Joong-Ho (Johann) Won (Seoul National University)

Event Date: 

Wednesday, February 17, 2016 - 3:30pm to 5:00pm

Event Date Details: 

Refreshments served at 3:15 p.m.

Event Location: 

  • Sobel Seminar Room; South Hall 5607F
  • Department Seminar Series

Title: Computational approaches in data mining and portfolio selection

Abstract: This talk consists of two parts. In the first part, I will share my experience with the use of high-performance computing (HPC) in high-dimensional data mining problems, which are well known to be difficult both theoretically and computationally.

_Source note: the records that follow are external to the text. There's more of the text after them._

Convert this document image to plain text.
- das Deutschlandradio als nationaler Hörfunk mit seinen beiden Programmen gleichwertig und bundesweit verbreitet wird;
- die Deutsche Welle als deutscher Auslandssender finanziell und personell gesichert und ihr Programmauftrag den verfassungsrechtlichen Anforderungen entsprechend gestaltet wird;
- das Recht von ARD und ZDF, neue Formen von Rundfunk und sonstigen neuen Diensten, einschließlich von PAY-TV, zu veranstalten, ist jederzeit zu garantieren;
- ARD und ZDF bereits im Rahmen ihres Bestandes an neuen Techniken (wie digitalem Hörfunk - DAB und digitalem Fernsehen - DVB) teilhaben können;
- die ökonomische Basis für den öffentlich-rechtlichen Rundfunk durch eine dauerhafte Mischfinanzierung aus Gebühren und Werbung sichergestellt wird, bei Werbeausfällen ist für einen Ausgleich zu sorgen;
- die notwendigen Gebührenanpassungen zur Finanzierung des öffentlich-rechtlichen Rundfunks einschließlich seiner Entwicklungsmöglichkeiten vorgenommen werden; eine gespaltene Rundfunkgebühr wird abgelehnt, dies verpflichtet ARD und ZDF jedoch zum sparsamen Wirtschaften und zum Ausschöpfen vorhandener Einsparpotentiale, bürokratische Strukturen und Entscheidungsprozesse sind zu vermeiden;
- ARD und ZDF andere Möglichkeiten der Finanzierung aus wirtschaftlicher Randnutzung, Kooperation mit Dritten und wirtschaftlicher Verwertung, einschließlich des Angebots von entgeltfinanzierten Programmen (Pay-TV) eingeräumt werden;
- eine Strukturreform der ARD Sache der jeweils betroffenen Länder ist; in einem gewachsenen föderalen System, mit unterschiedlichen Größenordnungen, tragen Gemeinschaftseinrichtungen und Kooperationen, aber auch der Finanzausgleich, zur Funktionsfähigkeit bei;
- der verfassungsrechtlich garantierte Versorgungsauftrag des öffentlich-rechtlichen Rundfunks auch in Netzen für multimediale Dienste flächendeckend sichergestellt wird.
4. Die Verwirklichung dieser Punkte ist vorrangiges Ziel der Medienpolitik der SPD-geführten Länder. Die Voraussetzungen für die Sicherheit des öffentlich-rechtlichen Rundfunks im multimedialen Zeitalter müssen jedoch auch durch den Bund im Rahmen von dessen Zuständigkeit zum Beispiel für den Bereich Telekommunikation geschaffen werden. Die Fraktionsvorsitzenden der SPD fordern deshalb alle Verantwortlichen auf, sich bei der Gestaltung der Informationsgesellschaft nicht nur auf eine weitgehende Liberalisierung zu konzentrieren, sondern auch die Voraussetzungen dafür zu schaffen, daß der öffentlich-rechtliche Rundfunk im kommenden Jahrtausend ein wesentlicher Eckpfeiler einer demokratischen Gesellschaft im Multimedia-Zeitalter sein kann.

I advocate parallelization as a practical solution to mitigate the computational difficulties, and show that a fair amount of parallelism can be achieved with small efforts by using commodity HPC systems. Success and failure stories of adopting graphics processing units (GPUs) for the fused lasso sparse regression and Hadoop MapReduce for graph algorithms are discussed. In the second part, I will discuss a use of numerical optimization in financial portfolio selection problems in the presence of parameter uncertainty. Robust optimization is employed to explicitly incorporate a model of parameter uncertainty in the problem formulation, and optimizes for the worst-case scenario. This part of the talk considers robust mean-variance portfolio selection involving a trade-off between the worst-case utility and the worst-case regret, or the largest difference between the best utility achievable under the model and that achieved by a given portfolio. I will show that while optimizing for the worst-case utility may yield an overly pessimistic portfolio, optimizing for the worst-case regret may result in a complete loss of robustness. Robust trade-off portfolio compromises these two extremes, enabling more informative selections. I will show that, under a widely used ellipsoidal uncertainty model, the entire optimal trade-off curve can be found via solving a series of semidefinite programs (SDPs), which are computationally tractable. I then extend the model to handle a union of finitely many ellipsoids, and show that trade-off analysis under this quite general uncertainty model also reduces to a series of SDPs. For more general uncertainties, I propose an iterative algorithm based on the cutting-set method.